Era un venerdì. Quindici giorni prima della strage di Capaci. Falcone aveva accettato di parlare ai ragazzi del Gonzaga sui rapporti tra magistratura e potere politico. Era previsto un secondo incontro, quello conclusivo del corso, per il 25 maggio. Non ci arrivò mai. Due giorni prima, il 23 maggio, la mafia lo fece saltare in aria a Capaci. Quel secondo appuntamento rimase segnato nel calendario dei Gesuiti come un fantasma. Restarono solo le parole dell'8 maggio.

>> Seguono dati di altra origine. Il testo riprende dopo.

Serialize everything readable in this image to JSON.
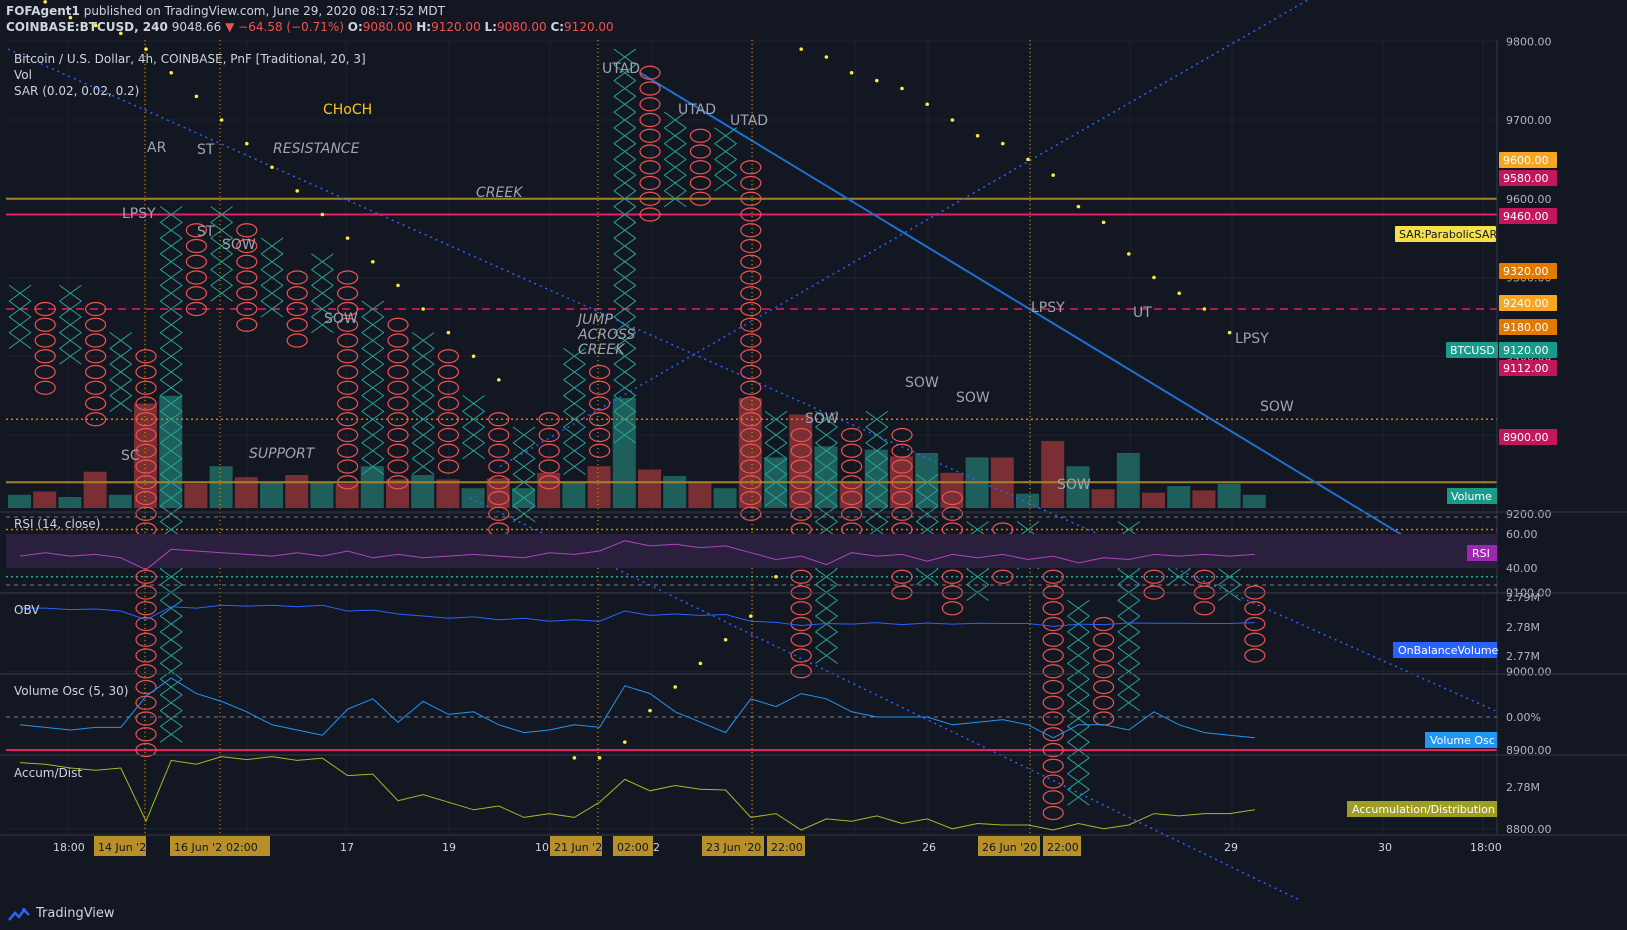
{
  "header": {
    "publisher": "FOFAgent1",
    "published_text": "published on TradingView.com, June 29, 2020 08:17:52 MDT",
    "symbol": "COINBASE:BTCUSD, 240",
    "last": "9048.66",
    "change": "▼ −64.58 (−0.71%)",
    "o_label": "O:",
    "o_val": "9080.00",
    "h_label": "H:",
    "h_val": "9120.00",
    "l_label": "L:",
    "l_val": "9080.00",
    "c_label": "C:",
    "c_val": "9120.00"
  },
  "legend": {
    "title": "Bitcoin / U.S. Dollar, 4h, COINBASE, PnF [Traditional, 20, 3]",
    "vol": "Vol",
    "sar": "SAR (0.02, 0.02, 0.2)"
  },
  "annotations": {
    "choch": "CHoCH",
    "resistance": "RESISTANCE",
    "creek": "CREEK",
    "support": "SUPPORT",
    "jump": [
      "JUMP",
      "ACROSS",
      "CREEK"
    ],
    "ar": "AR",
    "st1": "ST",
    "st2": "ST",
    "lpsy1": "LPSY",
    "sow1": "SOW",
    "sow2": "SOW",
    "sc": "SC",
    "utad1": "UTAD",
    "utad2": "UTAD",
    "utad3": "UTAD",
    "sow3": "SOW",
    "sow4": "SOW",
    "sow5": "SOW",
    "sow6": "SOW",
    "sow7": "SOW",
    "lpsy2": "LPSY",
    "ut": "UT",
    "lpsy3": "LPSY"
  },
  "price_axis": [
    "9800.00",
    "9700.00",
    "9600.00",
    "9500.00",
    "9400.00",
    "9300.00",
    "9200.00",
    "9100.00",
    "9000.00",
    "8900.00",
    "8800.00"
  ],
  "price_tags": [
    {
      "text": "9600.00",
      "color": "#f5a623"
    },
    {
      "text": "9580.00",
      "color": "#c2185b"
    },
    {
      "text": "9460.00",
      "color": "#c2185b"
    },
    {
      "text": "SAR:ParabolicSAR",
      "color": "#f5e04a"
    },
    {
      "text": "9320.00",
      "color": "#e07b00"
    },
    {
      "text": "9240.00",
      "color": "#f5a623"
    },
    {
      "text": "9180.00",
      "color": "#e07b00"
    },
    {
      "text": "BTCUSD",
      "color": "#1a9b8a"
    },
    {
      "text": "9120.00",
      "color": "#1a9b8a"
    },
    {
      "text": "9112.00",
      "color": "#c2185b"
    },
    {
      "text": "8900.00",
      "color": "#c2185b"
    },
    {
      "text": "Volume",
      "color": "#1a9b8a"
    }
  ],
  "indicators": {
    "rsi": {
      "title": "RSI (14, close)",
      "ticks": [
        "60.00",
        "40.00"
      ],
      "tag": "RSI",
      "color": "#9c27b0"
    },
    "obv": {
      "title": "OBV",
      "ticks": [
        "2.79M",
        "2.78M",
        "2.77M"
      ],
      "tag": "OnBalanceVolume",
      "color": "#2962ff"
    },
    "vosc": {
      "title": "Volume Osc (5, 30)",
      "ticks": [
        "0.00%"
      ],
      "tag": "Volume Osc",
      "color": "#2196f3"
    },
    "ad": {
      "title": "Accum/Dist",
      "ticks": [
        "2.78M"
      ],
      "tag": "Accumulation/Distribution",
      "color": "#9e9d24"
    }
  },
  "time_axis": {
    "labels": [
      "18:00",
      "17",
      "19",
      "10:",
      "22",
      "26",
      "29",
      "30",
      "18:00"
    ],
    "highlights": [
      "14 Jun '20",
      "16 Jun '20",
      "02:00",
      "21 Jun '20",
      "02:00",
      "23 Jun '20",
      "22:00",
      "26 Jun '20",
      "22:00",
      "1"
    ]
  },
  "footer": {
    "brand": "TradingView"
  },
  "colors": {
    "bg": "#131722",
    "x": "#26a69a",
    "o": "#ef5350",
    "grid": "#2a2e39"
  },
  "chart_data": {
    "type": "point-and-figure",
    "title": "Bitcoin / U.S. Dollar, 4h, COINBASE, PnF [Traditional, 20, 3]",
    "box_size": 20,
    "reversal": 3,
    "columns": [
      {
        "t": "X",
        "low": 9420,
        "high": 9480
      },
      {
        "t": "O",
        "low": 9360,
        "high": 9460
      },
      {
        "t": "X",
        "low": 9400,
        "high": 9480
      },
      {
        "t": "O",
        "low": 9320,
        "high": 9460
      },
      {
        "t": "X",
        "low": 9340,
        "high": 9420
      },
      {
        "t": "O",
        "low": 8900,
        "high": 9400
      },
      {
        "t": "X",
        "low": 8920,
        "high": 9580
      },
      {
        "t": "O",
        "low": 9460,
        "high": 9560
      },
      {
        "t": "X",
        "low": 9480,
        "high": 9580
      },
      {
        "t": "O",
        "low": 9440,
        "high": 9560
      },
      {
        "t": "X",
        "low": 9460,
        "high": 9540
      },
      {
        "t": "O",
        "low": 9420,
        "high": 9500
      },
      {
        "t": "X",
        "low": 9440,
        "high": 9520
      },
      {
        "t": "O",
        "low": 9240,
        "high": 9500
      },
      {
        "t": "X",
        "low": 9260,
        "high": 9460
      },
      {
        "t": "O",
        "low": 9240,
        "high": 9440
      },
      {
        "t": "X",
        "low": 9260,
        "high": 9420
      },
      {
        "t": "O",
        "low": 9260,
        "high": 9400
      },
      {
        "t": "X",
        "low": 9280,
        "high": 9340
      },
      {
        "t": "O",
        "low": 9180,
        "high": 9320
      },
      {
        "t": "X",
        "low": 9200,
        "high": 9300
      },
      {
        "t": "O",
        "low": 9240,
        "high": 9320
      },
      {
        "t": "X",
        "low": 9260,
        "high": 9400
      },
      {
        "t": "O",
        "low": 9280,
        "high": 9380
      },
      {
        "t": "X",
        "low": 9300,
        "high": 9780
      },
      {
        "t": "O",
        "low": 9580,
        "high": 9760
      },
      {
        "t": "X",
        "low": 9600,
        "high": 9700
      },
      {
        "t": "O",
        "low": 9600,
        "high": 9680
      },
      {
        "t": "X",
        "low": 9620,
        "high": 9680
      },
      {
        "t": "O",
        "low": 9200,
        "high": 9640
      },
      {
        "t": "X",
        "low": 9220,
        "high": 9320
      },
      {
        "t": "O",
        "low": 9000,
        "high": 9300
      },
      {
        "t": "X",
        "low": 9020,
        "high": 9320
      },
      {
        "t": "O",
        "low": 9140,
        "high": 9300
      },
      {
        "t": "X",
        "low": 9160,
        "high": 9320
      },
      {
        "t": "O",
        "low": 9100,
        "high": 9300
      },
      {
        "t": "X",
        "low": 9120,
        "high": 9240
      },
      {
        "t": "O",
        "low": 9080,
        "high": 9220
      },
      {
        "t": "X",
        "low": 9100,
        "high": 9180
      },
      {
        "t": "O",
        "low": 9120,
        "high": 9180
      },
      {
        "t": "X",
        "low": 9140,
        "high": 9180
      },
      {
        "t": "O",
        "low": 8820,
        "high": 9160
      },
      {
        "t": "X",
        "low": 8840,
        "high": 9080
      },
      {
        "t": "O",
        "low": 8940,
        "high": 9060
      },
      {
        "t": "X",
        "low": 8960,
        "high": 9180
      },
      {
        "t": "O",
        "low": 9100,
        "high": 9160
      },
      {
        "t": "X",
        "low": 9120,
        "high": 9140
      },
      {
        "t": "O",
        "low": 9080,
        "high": 9120
      },
      {
        "t": "X",
        "low": 9100,
        "high": 9120
      },
      {
        "t": "O",
        "low": 9020,
        "high": 9100
      }
    ],
    "volume": [
      120,
      150,
      100,
      330,
      120,
      950,
      1020,
      220,
      380,
      280,
      240,
      300,
      240,
      220,
      380,
      260,
      300,
      260,
      180,
      270,
      180,
      320,
      240,
      380,
      1000,
      350,
      290,
      240,
      180,
      1000,
      460,
      850,
      560,
      240,
      530,
      470,
      500,
      320,
      460,
      460,
      130,
      610,
      380,
      170,
      500,
      140,
      200,
      160,
      220,
      120
    ],
    "volume_up": [
      true,
      false,
      true,
      false,
      true,
      false,
      true,
      false,
      true,
      false,
      true,
      false,
      true,
      false,
      true,
      false,
      true,
      false,
      true,
      false,
      true,
      false,
      true,
      false,
      true,
      false,
      true,
      false,
      true,
      false,
      true,
      false,
      true,
      false,
      true,
      false,
      true,
      false,
      true,
      false,
      true,
      false,
      true,
      false,
      true,
      false,
      true,
      false,
      true,
      true
    ],
    "sar": [
      [
        0,
        9880
      ],
      [
        1,
        9850
      ],
      [
        2,
        9830
      ],
      [
        3,
        9820
      ],
      [
        4,
        9810
      ],
      [
        5,
        9790
      ],
      [
        6,
        9760
      ],
      [
        7,
        9730
      ],
      [
        8,
        9700
      ],
      [
        9,
        9670
      ],
      [
        10,
        9640
      ],
      [
        11,
        9610
      ],
      [
        12,
        9580
      ],
      [
        13,
        9550
      ],
      [
        14,
        9520
      ],
      [
        15,
        9490
      ],
      [
        16,
        9460
      ],
      [
        17,
        9430
      ],
      [
        18,
        9400
      ],
      [
        19,
        9370
      ],
      [
        22,
        8890
      ],
      [
        23,
        8890
      ],
      [
        24,
        8910
      ],
      [
        25,
        8950
      ],
      [
        26,
        8980
      ],
      [
        27,
        9010
      ],
      [
        28,
        9040
      ],
      [
        29,
        9070
      ],
      [
        30,
        9120
      ],
      [
        31,
        9790
      ],
      [
        32,
        9780
      ],
      [
        33,
        9760
      ],
      [
        34,
        9750
      ],
      [
        35,
        9740
      ],
      [
        36,
        9720
      ],
      [
        37,
        9700
      ],
      [
        38,
        9680
      ],
      [
        39,
        9670
      ],
      [
        40,
        9650
      ],
      [
        41,
        9630
      ],
      [
        42,
        9590
      ],
      [
        43,
        9570
      ],
      [
        44,
        9530
      ],
      [
        45,
        9500
      ],
      [
        46,
        9480
      ],
      [
        47,
        9460
      ],
      [
        48,
        9430
      ]
    ],
    "levels": [
      {
        "price": 9600,
        "color": "#a3822e",
        "style": "solid"
      },
      {
        "price": 9580,
        "color": "#e91e63",
        "style": "solid"
      },
      {
        "price": 9460,
        "color": "#e91e63",
        "style": "dashed"
      },
      {
        "price": 9320,
        "color": "#e07b00",
        "style": "dotted"
      },
      {
        "price": 9240,
        "color": "#a3822e",
        "style": "solid"
      },
      {
        "price": 9180,
        "color": "#e07b00",
        "style": "dotted"
      },
      {
        "price": 9120,
        "color": "#26a69a",
        "style": "dotted"
      },
      {
        "price": 8900,
        "color": "#e91e63",
        "style": "solid"
      }
    ],
    "rsi": [
      47,
      49,
      47,
      48,
      46,
      39,
      51,
      50,
      49,
      48,
      47,
      49,
      47,
      50,
      46,
      48,
      46,
      47,
      48,
      47,
      46,
      49,
      48,
      50,
      56,
      53,
      54,
      52,
      53,
      49,
      45,
      47,
      42,
      49,
      47,
      48,
      44,
      48,
      46,
      48,
      45,
      47,
      43,
      46,
      45,
      48,
      47,
      48,
      47,
      48
    ],
    "obv": [
      2.7865,
      2.7865,
      2.786,
      2.7862,
      2.7855,
      2.7825,
      2.787,
      2.7865,
      2.7875,
      2.7872,
      2.7875,
      2.787,
      2.7875,
      2.7855,
      2.7858,
      2.7845,
      2.7838,
      2.783,
      2.7835,
      2.7825,
      2.783,
      2.782,
      2.7825,
      2.782,
      2.7855,
      2.784,
      2.7845,
      2.784,
      2.7843,
      2.782,
      2.7816,
      2.7805,
      2.7812,
      2.781,
      2.7815,
      2.7808,
      2.7814,
      2.781,
      2.7813,
      2.7812,
      2.7812,
      2.7802,
      2.781,
      2.7808,
      2.7814,
      2.7813,
      2.7813,
      2.7812,
      2.7812,
      2.7815
    ],
    "vosc": [
      -3,
      -4,
      -5,
      -4,
      -4,
      8,
      15,
      9,
      6,
      2,
      -3,
      -5,
      -7,
      3,
      7,
      -2,
      6,
      1,
      2,
      -3,
      -6,
      -5,
      -3,
      -4,
      12,
      9,
      2,
      -2,
      -6,
      7,
      4,
      9,
      7,
      2,
      0,
      0,
      0,
      -3,
      -2,
      -1,
      -3,
      -8,
      -3,
      -3,
      -5,
      2,
      -3,
      -6,
      -7,
      -8
    ],
    "ad": [
      2.7832,
      2.783,
      2.7825,
      2.7822,
      2.7825,
      2.7755,
      2.7835,
      2.783,
      2.784,
      2.7836,
      2.784,
      2.7835,
      2.7838,
      2.7815,
      2.7817,
      2.7782,
      2.779,
      2.778,
      2.777,
      2.7775,
      2.776,
      2.7765,
      2.776,
      2.778,
      2.781,
      2.7795,
      2.7802,
      2.7797,
      2.7796,
      2.776,
      2.7765,
      2.774,
      2.7758,
      2.7755,
      2.7762,
      2.7752,
      2.7758,
      2.7745,
      2.7752,
      2.775,
      2.775,
      2.7735,
      2.7752,
      2.7745,
      2.775,
      2.7765,
      2.7762,
      2.7765,
      2.7765,
      2.777
    ]
  }
}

Un testamento intellettuale che merita di essere riscoperto.
I dogmi da scalfire
Per capire cosa disse davvero Falcone quel giorno, bisogna capire dove eravamo. Maggio 1992: Tangentopoli esplode e si discute furiosamente del ruolo della magistratura. C'è chi la difende a oltranza, chi la attacca frontalmente, chi propone riforme drastiche. Falcone apre così, con una lucidità disarmante: “Parlare di rapporti tra politica e magistratura in maniera serena, senza emozionalità e senza riferimento a vicende che tutti quanti stiamo vivendo, o che comunque abbiamo sotto gli occhi in questo momento, è praticamente impossibile”.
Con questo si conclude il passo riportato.